Je n’en dis pas plus là-dessus ; mais il y a déjà là de quoi rêver un peu. Avant de conclure, je voudrais formuler quelques remarques terminologiques. J’ai distingué au début de ce billet les  vérités rationnelles et les vérités intuitives. Les premières sont fragiles, relatives, issues du travail de la raison et appelées à être ébranlées par lui ; les secondes n’ont pas de fondement rationnel, ne s’insèrent pas dans un processus rationnel et sont robustes à la réfutation. Dans la mesure où certaines vérités rationnelles découlent pour partie au moins des vérités intuitives[5], il pourrait être tentant d’assimiler les secondes à des axiomes. Mais j’ai volontairement évité d’utiliser ce mot, notamment pour ne pas donner l’impression que ces vérités intuitives sont posées arbitrairement par le sujet moral, ce qui est le cas d’un axiome logique ou mathématique[6]. Les vérités intuitives, comme leur nom l’indique, s’imposent à nous plus qu’on ne les choisit. Je ne veux cependant pas exclure qu’il soit parfois pertinent de parler d’axiomes, ou de vérités positives (comme on parle d’un droit positif), au sens où on les poserait arbitrairement, pour trancher par exemple entre deux intuitions contradictoires. Sans vouloir développer ce point ici, je me demande par exemple si notre rapport aux animaux comme sujets moraux éventuels (faut-il étendre notre universalisme moral aux animaux ? faut-il être, donc, antispéciste ?) ne relève pas largement d’un choix subjectif et largement arbitraire entre des intuitions morales contradictoires : d’une part, la forme spontanément humaniste de notre universalisme, et, d’autre part, la légitime compassion qui nous saisit quand on voit souffrir un chaton. Les vérités positives, dans ce cas, ne sont pas nécessairement une troisième catégorie : elles sont peut-être simplement une classe particulière des vérités intuitives, ou quelque chose comme cela.

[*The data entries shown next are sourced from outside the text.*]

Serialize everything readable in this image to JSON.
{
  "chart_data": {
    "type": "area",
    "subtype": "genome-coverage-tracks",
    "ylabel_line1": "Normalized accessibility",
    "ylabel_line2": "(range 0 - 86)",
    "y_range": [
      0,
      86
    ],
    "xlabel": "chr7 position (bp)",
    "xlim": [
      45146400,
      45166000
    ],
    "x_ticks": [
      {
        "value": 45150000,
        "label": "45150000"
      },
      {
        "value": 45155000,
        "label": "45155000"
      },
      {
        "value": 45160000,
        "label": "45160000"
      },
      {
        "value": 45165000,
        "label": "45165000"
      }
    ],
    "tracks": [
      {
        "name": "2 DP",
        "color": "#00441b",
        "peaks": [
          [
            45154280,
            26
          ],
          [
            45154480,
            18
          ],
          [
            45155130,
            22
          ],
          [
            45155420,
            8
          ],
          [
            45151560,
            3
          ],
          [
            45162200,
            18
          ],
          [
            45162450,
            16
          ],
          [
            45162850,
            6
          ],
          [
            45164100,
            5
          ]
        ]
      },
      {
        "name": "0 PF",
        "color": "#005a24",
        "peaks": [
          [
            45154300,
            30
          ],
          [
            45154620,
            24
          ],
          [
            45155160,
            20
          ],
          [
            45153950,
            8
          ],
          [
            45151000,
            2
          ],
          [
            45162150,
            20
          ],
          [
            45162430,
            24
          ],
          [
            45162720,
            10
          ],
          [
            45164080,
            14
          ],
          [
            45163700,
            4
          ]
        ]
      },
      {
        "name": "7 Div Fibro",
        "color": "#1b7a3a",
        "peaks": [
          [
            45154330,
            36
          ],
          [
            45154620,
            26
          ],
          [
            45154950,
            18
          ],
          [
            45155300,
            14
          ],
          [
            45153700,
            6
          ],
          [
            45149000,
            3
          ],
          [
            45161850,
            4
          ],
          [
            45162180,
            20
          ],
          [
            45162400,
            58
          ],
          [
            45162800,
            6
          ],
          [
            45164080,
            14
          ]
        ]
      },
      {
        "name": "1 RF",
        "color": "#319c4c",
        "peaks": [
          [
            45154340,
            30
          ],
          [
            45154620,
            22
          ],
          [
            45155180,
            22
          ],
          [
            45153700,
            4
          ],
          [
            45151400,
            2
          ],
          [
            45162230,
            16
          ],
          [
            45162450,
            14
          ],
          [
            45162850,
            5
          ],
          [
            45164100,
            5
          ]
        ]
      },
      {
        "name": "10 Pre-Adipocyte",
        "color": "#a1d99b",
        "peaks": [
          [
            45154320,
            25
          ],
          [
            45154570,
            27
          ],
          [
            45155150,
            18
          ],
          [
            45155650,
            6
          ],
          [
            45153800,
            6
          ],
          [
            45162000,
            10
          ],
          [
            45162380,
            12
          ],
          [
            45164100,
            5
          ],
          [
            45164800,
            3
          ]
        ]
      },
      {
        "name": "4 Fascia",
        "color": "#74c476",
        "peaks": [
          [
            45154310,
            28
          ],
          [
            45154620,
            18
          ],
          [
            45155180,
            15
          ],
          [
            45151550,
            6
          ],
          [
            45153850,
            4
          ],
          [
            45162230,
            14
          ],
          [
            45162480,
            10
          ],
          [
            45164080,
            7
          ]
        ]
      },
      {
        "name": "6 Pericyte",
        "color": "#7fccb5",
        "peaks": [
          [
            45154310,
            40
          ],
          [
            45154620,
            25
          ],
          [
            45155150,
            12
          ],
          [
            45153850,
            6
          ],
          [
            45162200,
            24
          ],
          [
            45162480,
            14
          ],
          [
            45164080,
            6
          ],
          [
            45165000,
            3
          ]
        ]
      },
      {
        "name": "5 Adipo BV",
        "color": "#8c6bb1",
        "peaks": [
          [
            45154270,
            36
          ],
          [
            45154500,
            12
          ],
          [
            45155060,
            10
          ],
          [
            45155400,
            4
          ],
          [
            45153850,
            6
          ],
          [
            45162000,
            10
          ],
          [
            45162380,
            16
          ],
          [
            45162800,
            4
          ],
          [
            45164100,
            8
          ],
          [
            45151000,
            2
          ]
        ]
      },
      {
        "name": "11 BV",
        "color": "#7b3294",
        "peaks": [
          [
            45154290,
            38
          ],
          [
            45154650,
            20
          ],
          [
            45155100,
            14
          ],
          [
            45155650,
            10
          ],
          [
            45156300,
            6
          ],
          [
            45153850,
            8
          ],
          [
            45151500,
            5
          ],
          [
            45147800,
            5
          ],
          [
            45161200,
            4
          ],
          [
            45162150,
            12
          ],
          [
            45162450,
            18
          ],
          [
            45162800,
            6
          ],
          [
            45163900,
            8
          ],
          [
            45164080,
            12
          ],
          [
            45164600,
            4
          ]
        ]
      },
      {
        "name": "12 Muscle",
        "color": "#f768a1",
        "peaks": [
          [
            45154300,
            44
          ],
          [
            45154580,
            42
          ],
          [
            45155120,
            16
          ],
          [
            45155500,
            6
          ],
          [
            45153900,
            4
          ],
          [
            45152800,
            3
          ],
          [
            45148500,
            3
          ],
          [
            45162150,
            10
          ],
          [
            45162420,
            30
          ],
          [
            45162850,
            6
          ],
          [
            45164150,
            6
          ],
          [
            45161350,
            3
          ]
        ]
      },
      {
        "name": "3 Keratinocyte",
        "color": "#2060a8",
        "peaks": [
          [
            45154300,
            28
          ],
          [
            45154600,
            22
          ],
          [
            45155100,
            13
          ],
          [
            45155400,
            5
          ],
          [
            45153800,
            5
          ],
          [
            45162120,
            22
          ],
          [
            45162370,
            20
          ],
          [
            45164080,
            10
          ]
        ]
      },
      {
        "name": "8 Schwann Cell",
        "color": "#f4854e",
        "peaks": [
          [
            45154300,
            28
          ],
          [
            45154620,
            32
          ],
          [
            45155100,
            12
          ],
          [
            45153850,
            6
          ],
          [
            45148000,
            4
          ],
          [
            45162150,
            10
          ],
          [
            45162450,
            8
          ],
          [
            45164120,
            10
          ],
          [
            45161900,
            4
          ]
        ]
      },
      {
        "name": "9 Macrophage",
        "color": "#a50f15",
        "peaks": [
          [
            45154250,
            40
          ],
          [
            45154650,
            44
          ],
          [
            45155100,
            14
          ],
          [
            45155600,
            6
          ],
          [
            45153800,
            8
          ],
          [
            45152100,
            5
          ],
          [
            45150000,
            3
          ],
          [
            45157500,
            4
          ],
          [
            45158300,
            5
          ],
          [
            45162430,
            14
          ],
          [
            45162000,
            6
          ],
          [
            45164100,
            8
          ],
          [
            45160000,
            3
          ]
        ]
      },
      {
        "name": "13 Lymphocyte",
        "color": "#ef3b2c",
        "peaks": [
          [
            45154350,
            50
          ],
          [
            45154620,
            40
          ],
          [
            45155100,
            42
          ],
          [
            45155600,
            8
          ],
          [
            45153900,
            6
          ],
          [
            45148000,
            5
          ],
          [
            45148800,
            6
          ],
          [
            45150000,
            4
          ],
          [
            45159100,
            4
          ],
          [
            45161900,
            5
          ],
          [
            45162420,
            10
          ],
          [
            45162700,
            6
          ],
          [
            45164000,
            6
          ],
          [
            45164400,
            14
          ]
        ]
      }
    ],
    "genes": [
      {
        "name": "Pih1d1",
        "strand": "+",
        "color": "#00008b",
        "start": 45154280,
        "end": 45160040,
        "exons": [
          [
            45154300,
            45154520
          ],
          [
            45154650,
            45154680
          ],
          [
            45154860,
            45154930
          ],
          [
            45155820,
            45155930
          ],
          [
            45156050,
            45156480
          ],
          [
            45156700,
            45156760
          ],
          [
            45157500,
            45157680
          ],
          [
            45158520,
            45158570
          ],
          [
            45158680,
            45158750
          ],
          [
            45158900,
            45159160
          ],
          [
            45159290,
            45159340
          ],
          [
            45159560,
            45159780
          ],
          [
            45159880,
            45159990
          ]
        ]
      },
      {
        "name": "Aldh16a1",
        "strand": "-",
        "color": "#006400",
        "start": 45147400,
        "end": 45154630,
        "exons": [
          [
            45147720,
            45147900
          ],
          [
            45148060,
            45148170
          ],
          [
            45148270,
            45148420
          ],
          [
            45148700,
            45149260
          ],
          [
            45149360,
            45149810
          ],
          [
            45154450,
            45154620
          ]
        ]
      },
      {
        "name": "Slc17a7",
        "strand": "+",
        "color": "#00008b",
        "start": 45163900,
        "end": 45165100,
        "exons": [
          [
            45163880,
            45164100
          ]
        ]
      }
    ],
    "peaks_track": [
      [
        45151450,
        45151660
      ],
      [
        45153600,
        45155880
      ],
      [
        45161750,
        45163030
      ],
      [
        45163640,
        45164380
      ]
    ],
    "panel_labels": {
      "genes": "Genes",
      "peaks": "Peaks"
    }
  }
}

[1] Je ne dis pas que c’est la seule manière de le faire, ni la plus efficace. C’est seulement un exemple. Je rappelle ou je signale que le principe de non-nuisance est emprunté à John Stuart Mill, qui défend l’idée, dans son essai On Liberty (1859), que doivent être prohibés (par la loi ou par la « contrainte morale de l’opinion publique ») uniquement les comportements qui causent du tort à autrui.

[2] Je ne récapitule pas ici ses arguments, que j’ai pour partie mal compris, pour partie oubliés, et qui de toute manière occuperaient trop de place.

[3] Puisque la tentative de fondation rationnelle de nos idées morales proposée par G. est, de fait, assez sophistiquée.

[4] Cette formulation est inexacte, puisque « confirmer » et « réfuter », c’est la même chose. Je veux dire par là, d’une manière qui visait plus l’absence de lourdeur que la rigueur terminologique, que j’ignore si, au terme de ces nouvelles opinions, la phrase « Les milieux militants ne doivent pas tendre à être safe » sera encore une bonne approximation de ma pensée.

[5] L’idée qu’il est mal de discriminer les individus selon leur couleur de peau peut se déduire d’une intuition universaliste, etc.

[6] On peut parfaitement développer une géométrie non euclidienne, et cela ne choque personne ; on serait à bon droit révulsé par un système moral qui poserait comme axiome qu’il est juste de hiérarchiser les individus en fonction de leur couleur de peau, et aucun-e de mes lecteur/trice-s, j’espère, n’accepterait de juger les comportements des individus à l’aune d’un tel système moral.